Marcus Fowler, CEO of Darktrace Federal: 

OpenAI’s latest work on scaling trusted access for cyber defense, including GPT-5.4-Cyber, is a positive step. Lowering barriers for legitimate security work and enabling more advanced defensive workflows helps put stronger capabilities in the hands of defenders. Expanding access to these kinds of tools, in a controlled way, can help organizations more quickly and effectively identify risk.

However, it’s important to keep developments like these in perspective. Some of the greatest challenges in cybersecurity today are not the identification or analysis of weak code. Most organizations are still constrained by the realities of remediation once an issue is discovered: patch development, testing, deployment, uptime requirements, and resource limitations. Faster or deeper analysis does not automatically translate to faster or more effective risk reduction. The gap between discovery and remediation continues to widen, and organizations are defending against far more than just software vulnerabilities, including identity compromise, misconfigurations, insider threats, and misuse of AI itself.

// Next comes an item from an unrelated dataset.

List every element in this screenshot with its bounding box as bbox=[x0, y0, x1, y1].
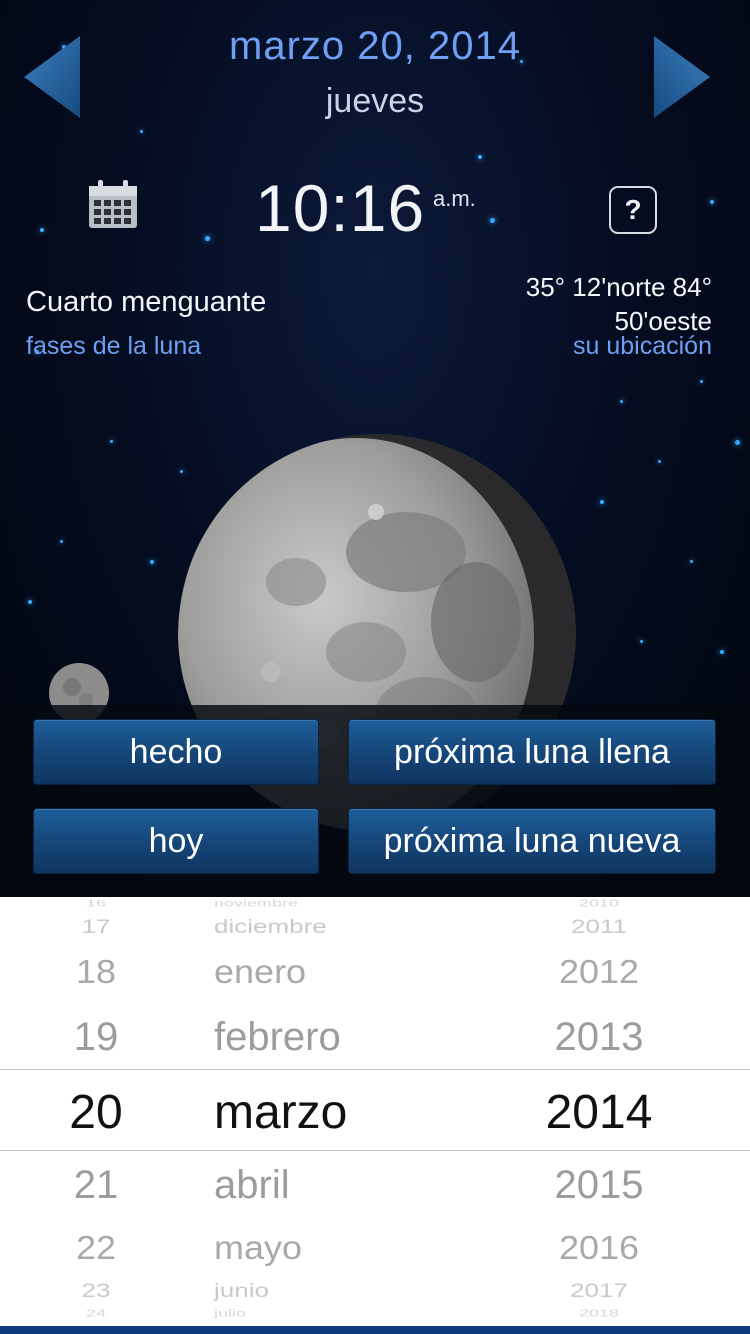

So, while these kinds of capabilities are a step forward, it remains to be seen how much they will fundamentally change the cybersecurity market. What is less likely to change is the need for strong cybersecurity hygiene and best practices within the network itself, like zero trust, and the need for strong detection, visibility, continuous monitoring, and the ability to respond and contain both known and unknown threats at speed.